What I don't get is why a number of otherwise right leaning
commentators have handled the issue in the same way as most on the left,
that is, rather than addressing the question with a straightforward counterpoint, substantive arguments and legal consideration, they
often simply resort to ridicule.
Bill O'Reilly in all his pomp has usually been just dismissive. Michael
Medved has usually been just annoyed. Anne Coulter on occasion gets
downright rude about this question. They play right into the narrative they seemingly want to avoid - birthers are kooks, so we need to keep our distance - thus confirming the narrative of the left and sadly, keeping the controversy alive. If the birthers are in fact kooks, then the best strategy would seem to be to cut the roots of the whole tree - get to the central argument and defeat it.
To begin, almost nobody frames the question in a way that leads to any sort of intelligent discussion of the issue the "birthers" seem to be raising. I personally assume the president was born in Hawaii, (Anne Coulter, for example, has cited a newspaper birth announcement as a primary source of evidence on that one - not exactly a slam-dunk, in my opinion). But by framing the eligibility question as a matter of where he was born, the viewpoint of those who question Obama's eligibility is already misrepresented.
If I understand the issue the so-called birthers raise, where Barack Obama was born is a secondary issue. The central issue raised is this:
First - The constitution, according to the birther case, requires a president to be a "natural born citizen". At question then is "what constitutes the legal definition of 'natural born' citizen?", particularly what did the law state at the time of Obama's birth.
It is the position of those who believe Obama is and has been ineligible, that being a "citizen" as in a naturalized citizen, is not sufficient to hold the office of President. Those who see Obama as ineligible believe that there is a sufficient legal case to show that "natural born" means that at least one and probably both parents need to have been citizens, and on that count, they say, Obama does not qualify - a simple cut and dried matter.
As an example, someone who immigrates to the US is not eligible because he is not a citizen. If he becomes a naturalized citizen he is still ineligible in this view. If, after becoming a citizen, he marries a citizen and has children, those children are eligible because their parents were citizens. The parents are naturalized, the children are natural born.
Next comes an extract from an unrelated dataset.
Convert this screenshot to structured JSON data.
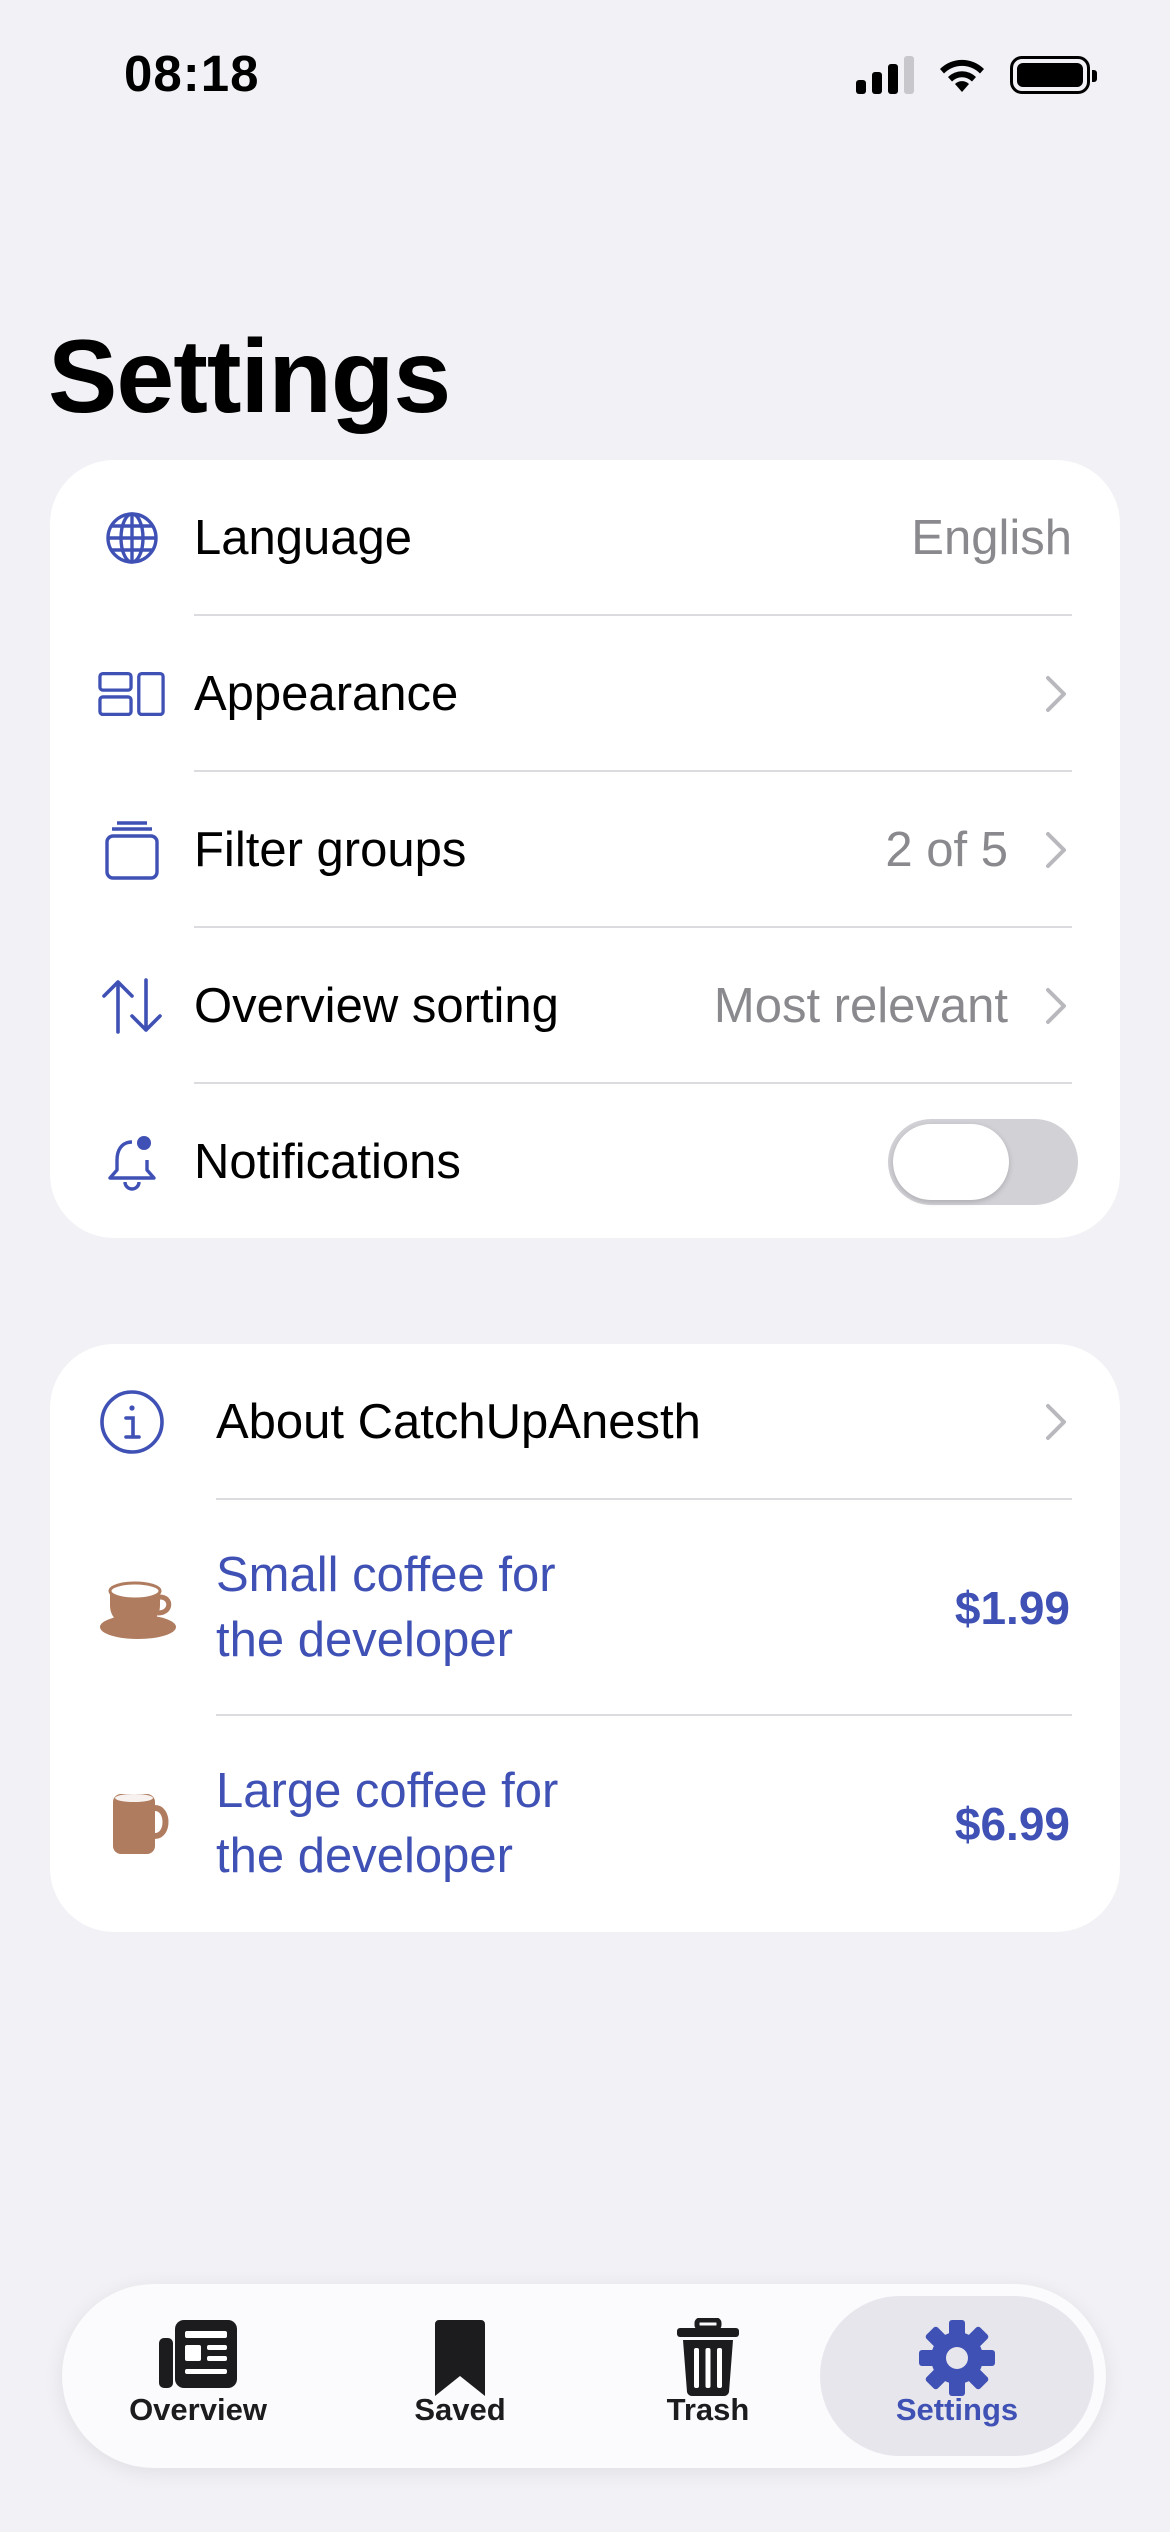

It is really a fairly simple position to understand and articulate, but in the mainstream media and even on most conservative outlets, if the issue is discussed at all it is never discussed in these terms.
So here is the heart of the birther case. All one needs to know is whether one or both of Obama's parents were citizens. It does not matter whether he was born in Hawaii or not, if this legal reasoning is true.
Which leads to the second simple question: As I understand it, Obama's own autobiography makes it pretty clear that his father was not a citizen. So if the legal case is indeed that both parents must be citizens for Obama to be natural born, then Obama is by his own admission ineligible, or so the "birthers" claim. Again a simple matter.
What I don't know (and I really don't spend a lot of time in this realm) is whether Obama's mother was a citizen, and if she was, whether that was sufficient for him to be deemed "natural born" citizen. Hence all the concern over the birth certificate as it would firmly establish dates, parentage, location, etc.
It should be pointed out that birthers are at least consistent, in that they question the eligibility
of Marco Rubio on similar grounds and many birthers would not support Rubio if he ran for president on those grounds. Democrats are not consistent as they once questioned John
McCain's eligibility based on his birth taking place off American soil while criticizing the birthers for a more substantive objection.
I'm not sufficiently knowledgeable of the laws to have any sort of authoritative opinion and I don't know if the legal question raised is complete or correct. Like Medved, Malkin and Coulter, part of me wishes it would just go away. The "birthers" may well be wrong, but the questions asked are simple and straightforward - I don't see any reason to think they are nut cases. They make a simple rational argument that can be refuted by showing that:
1) "natural born" does not apply to Obama either by legal precedent or some other rational explanation and
2) one or both of Obama's parents were citizens making him "natural born"
Answer those two simple questions definitively and there is no further
controversy. If the birther case is in fact wrong on the merits, it
should be able to be logically defeated rather quickly. All the concern Medved, Malkin, O'Reilley and others have about the birthers making the right look bad could be short circuited in a heartbeat if the central question was simply addressed.
But instead of refuting the claim on the merits, even conservative commentators are simply dismissive.
The reason I find it curious is because of 30 years of observation of the pro-life movement, where a simple question posed by the pro-life side, "is the unborn fetus a living human being" has been studiously avoided and almost never engaged by the other side.
I see it all the time in the Theistic Evolution camp where the central question of naturalistic assumptions is an invisible oppressive cloud that is always covered over by "facts" or "scientific consensus" arguments.
I see it in the gay marriage debate where substantive questions about the nature of parenthood are not discussed because simply raising a question leads to charges of bigotry.
Controversies cannot be solved by ignoring the central question. Is the unborn child a living human being or not? Is it a valid, verifiable assumption that all events have a purely natural cause? Is marriage related to parenthood? Was Barack Obama born to parents who were US Citizens?
I don't know if it is an inability to stay on topic or a willing and willful plan to avoid the central questions in every case, but it does seem odd for otherwise reasonable people to fail to address the central idea of an argument.
I have no illusions that anything will come of the "birther" case. I generally want to avoid it myself. But the responses from conservative pundits just makes me curious.